I've always heard you could avoid a virus by using a trojan. Now I'm confused.

The problem is that the Windows Metafile format, a file format for images (the biggest example I can think of it being used is the Microsoft Clipart Gallery images) allows files to contain code that is arbitrarily executed under certain conditions. The "feature" was originally added way back in the 80s to simplify error handling if a printer fucked up, which was a lot more common in the Dark Ages of computing. Problem is , the code could be anything, like a bit of code that opens a port in the system's firewall and downloads a trojan. All a malicious user has to do is make a WMF that doesn't load correctly for whatever reason, causing the "error handling" code to be run. This is especially easy, since a user doesn't even have to deliberately load the file, unlike, say, for an infected email attachment, since even previewing it in a Web browser or other application loads it.

So now you know. And knowing is half the battle.

Cool, thanks.

Heh, no problem. More background here:
http://en.wikipedia.org/wiki/Windows_Metafile_vulnerability

I've been commenting anonymously here and there, but I suppose I might as well use my Internet moniker, since I seem to have become a regular reader.

yeah, me too, harrison. Not to question the whole terminology, but shouldn't those files be called Greeks? Just, you know, wondering.

"Get a Mac and forget about this crap", he said with a smirk and giggle

"...but shouldn't those files be called Greeks?"

'Cause they come in the back door? HA!

Grayson,

I'm with you. The first one should've been called the Greek Horse. Doesn't quite have the same ring, but they built it, they broke it, they came spilling out of it.

h/t Virgil.

What are these "patches" of which you speak? I am a simple computer user. My laptop has an apple on it. It works.

You frighten and confuse me with your geektalk.

And the Mac users come out of the wainscotting as always, to gloat that their computer never gets a virus. Consider yourselves given the standard PC-zealot rebuttals.

I use a mac and a pc. And I can safely say....they both suck.

Normally I refrain from being a smug Mac fanboy, so...Ok, ok, just kidding. Get a Mac, WinWeenies.

Ah yes, an OS flamewar.
I use Mac, Wintel, and Linux, and I can safely bet this:
Linux is full of exploits, too, but the Linux hacking community is too busy writing viruses for Windows, as part of their effort to embarass Bill Gates.
And, oh, the Mac? Consider viruses just one more piece of software nobody's bothering to port to MacOS. Maybe if the market share were higher.

Oooh. Oooh. Nerd fight!! It's on.

OSX is patched pretty regularly as well. Heck, I've even had CERT notices sent in about OSX:

http://www.kb.cert.org/vuls/id/983429

I kind of gave up on OS one-upsmanship back in college. I just want everything to work so I can go home on time.
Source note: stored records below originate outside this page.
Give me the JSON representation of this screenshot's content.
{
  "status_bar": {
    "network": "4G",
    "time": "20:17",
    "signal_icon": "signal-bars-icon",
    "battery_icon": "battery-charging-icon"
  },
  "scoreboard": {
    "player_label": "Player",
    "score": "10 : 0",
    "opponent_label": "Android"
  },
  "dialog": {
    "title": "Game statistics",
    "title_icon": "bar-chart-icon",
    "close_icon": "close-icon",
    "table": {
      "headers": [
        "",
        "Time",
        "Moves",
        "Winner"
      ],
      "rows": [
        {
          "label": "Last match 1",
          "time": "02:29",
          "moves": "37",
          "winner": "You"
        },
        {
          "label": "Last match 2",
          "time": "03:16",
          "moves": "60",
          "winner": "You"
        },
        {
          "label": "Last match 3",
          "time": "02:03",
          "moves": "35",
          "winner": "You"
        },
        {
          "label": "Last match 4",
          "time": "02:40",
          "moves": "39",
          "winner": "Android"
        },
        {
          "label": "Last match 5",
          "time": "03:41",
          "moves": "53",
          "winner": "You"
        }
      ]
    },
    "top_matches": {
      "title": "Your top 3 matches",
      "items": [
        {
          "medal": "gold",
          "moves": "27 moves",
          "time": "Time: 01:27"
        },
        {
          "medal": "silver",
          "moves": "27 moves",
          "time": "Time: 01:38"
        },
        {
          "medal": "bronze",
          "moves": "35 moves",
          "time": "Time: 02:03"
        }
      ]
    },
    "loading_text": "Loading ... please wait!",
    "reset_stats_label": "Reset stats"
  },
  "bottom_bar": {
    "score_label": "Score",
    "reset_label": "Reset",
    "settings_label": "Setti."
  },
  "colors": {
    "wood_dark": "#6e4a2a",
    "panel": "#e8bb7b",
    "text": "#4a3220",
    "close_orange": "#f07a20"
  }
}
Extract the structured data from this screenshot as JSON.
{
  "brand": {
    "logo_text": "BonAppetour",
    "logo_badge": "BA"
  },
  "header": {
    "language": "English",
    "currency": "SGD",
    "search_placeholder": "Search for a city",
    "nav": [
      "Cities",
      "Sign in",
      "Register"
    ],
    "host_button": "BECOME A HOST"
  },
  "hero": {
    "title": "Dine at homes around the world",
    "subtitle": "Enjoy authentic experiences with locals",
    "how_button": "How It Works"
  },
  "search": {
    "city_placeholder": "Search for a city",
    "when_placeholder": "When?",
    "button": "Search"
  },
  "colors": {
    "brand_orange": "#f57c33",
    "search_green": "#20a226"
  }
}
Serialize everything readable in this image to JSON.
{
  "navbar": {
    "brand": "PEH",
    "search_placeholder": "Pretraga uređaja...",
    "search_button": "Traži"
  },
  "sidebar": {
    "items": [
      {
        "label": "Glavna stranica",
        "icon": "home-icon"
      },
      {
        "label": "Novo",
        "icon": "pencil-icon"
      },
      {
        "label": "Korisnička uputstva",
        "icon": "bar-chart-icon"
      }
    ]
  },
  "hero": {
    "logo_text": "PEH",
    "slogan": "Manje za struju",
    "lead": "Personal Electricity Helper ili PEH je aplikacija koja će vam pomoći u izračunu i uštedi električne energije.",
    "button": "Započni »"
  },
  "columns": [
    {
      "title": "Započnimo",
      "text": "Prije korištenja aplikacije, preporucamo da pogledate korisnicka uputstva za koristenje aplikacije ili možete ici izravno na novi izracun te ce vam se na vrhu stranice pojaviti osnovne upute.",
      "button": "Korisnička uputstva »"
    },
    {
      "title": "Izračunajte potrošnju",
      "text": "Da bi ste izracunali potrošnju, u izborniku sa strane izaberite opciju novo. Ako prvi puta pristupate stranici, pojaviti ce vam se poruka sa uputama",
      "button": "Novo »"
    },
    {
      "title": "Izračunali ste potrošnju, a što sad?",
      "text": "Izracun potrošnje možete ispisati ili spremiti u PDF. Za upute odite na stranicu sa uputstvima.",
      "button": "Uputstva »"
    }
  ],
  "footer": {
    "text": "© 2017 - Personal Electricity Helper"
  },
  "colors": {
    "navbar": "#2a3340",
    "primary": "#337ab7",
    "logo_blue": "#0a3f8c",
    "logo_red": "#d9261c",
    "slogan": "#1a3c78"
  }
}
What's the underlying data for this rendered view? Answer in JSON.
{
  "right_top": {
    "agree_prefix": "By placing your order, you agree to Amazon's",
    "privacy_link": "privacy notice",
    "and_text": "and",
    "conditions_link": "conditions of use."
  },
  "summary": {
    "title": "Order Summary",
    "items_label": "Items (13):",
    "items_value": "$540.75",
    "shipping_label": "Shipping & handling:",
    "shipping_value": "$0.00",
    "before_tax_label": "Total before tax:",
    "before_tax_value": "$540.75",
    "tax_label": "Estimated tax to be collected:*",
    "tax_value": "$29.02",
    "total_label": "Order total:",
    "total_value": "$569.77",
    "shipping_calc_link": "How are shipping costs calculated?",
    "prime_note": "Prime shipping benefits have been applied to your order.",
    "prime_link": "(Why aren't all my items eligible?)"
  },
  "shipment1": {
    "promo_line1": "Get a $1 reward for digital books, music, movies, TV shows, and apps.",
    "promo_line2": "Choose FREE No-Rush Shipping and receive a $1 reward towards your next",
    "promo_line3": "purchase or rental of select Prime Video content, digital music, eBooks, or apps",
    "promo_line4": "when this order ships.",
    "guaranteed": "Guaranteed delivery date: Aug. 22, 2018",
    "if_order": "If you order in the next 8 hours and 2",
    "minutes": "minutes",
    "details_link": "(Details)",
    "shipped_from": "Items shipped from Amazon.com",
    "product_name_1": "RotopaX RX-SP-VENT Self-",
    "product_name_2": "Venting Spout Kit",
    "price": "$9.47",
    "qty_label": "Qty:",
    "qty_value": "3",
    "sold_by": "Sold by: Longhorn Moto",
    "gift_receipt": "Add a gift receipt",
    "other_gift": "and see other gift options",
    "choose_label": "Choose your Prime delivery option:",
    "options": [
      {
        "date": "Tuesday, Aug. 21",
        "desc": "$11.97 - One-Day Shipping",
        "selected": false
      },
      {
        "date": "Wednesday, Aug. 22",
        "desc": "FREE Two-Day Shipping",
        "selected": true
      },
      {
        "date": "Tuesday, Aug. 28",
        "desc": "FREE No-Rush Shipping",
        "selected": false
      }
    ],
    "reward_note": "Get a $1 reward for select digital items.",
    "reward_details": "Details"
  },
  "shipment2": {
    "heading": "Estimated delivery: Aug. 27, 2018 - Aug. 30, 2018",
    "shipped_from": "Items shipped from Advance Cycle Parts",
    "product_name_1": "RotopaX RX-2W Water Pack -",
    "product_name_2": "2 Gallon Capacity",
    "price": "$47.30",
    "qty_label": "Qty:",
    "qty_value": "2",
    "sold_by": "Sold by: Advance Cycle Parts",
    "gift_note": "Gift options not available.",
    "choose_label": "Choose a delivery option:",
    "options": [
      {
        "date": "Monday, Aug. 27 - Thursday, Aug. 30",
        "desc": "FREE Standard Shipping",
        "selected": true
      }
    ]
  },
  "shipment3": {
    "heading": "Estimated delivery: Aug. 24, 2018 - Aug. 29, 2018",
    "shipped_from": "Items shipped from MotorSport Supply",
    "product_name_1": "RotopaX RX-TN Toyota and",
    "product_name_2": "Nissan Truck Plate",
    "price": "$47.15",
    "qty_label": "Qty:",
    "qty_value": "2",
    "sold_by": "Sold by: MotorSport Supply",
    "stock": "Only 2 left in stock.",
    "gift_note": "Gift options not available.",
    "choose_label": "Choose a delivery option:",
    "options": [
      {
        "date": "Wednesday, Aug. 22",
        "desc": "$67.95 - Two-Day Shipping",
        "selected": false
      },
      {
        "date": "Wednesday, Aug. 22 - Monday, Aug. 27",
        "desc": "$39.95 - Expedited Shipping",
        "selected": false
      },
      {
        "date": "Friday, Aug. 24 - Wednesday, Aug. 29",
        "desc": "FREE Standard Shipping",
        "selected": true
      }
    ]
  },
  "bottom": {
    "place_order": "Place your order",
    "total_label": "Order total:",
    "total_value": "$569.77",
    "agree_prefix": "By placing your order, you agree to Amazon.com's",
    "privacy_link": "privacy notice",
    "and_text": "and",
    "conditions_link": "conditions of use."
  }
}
I won't jump into the OS wars, except to say: creating a file format that allows arbitrary executable code to be triggered by an error handler? Jeeezus. Where did the geniuses who thought that idea up get their training? McDonald's University? That is a no-no on so many levels. It's been said many times that Microsoft lacks a corporate culture of security. That's a very hard mindset to instil in your workforce.

I won't jump into the OS wars, except to say: creating a file format that allows arbitrary executable code to be triggered by an error handler? Jeeezus. Where did the geniuses who thought that idea up get their training? McDonald's University? That is a no-no on so many levels. It's been said many times that Microsoft lacks a corporate culture of security. That's a very hard mindset to instil in your workforce.

Added in the 1980's. In a format I've never seen a legit file in for over a decade.

I mean, for heaven's sake, how could those evil car makers have put out cars in the 1960's without airbags? And what asshat designed a building that couldn't take an aircraft strike?

Seriously, the odds of anyone who actually wrote that code still working at Microsoft (or at all for that matter given the boat load of $$ they made off stock options back then) are very slim.

I suspose MS could go the Mac root of just breaking the compatability of software every time they ship a new OS...

Thats an amazing story about how these little files were kept around since the 80's!

Nevertheless, it's true that Microsoft just doesn't place a high value on security. It must drive some of their developers crazy, since they obviously have the talent and skill to make their OS secure, but management doesn't value it.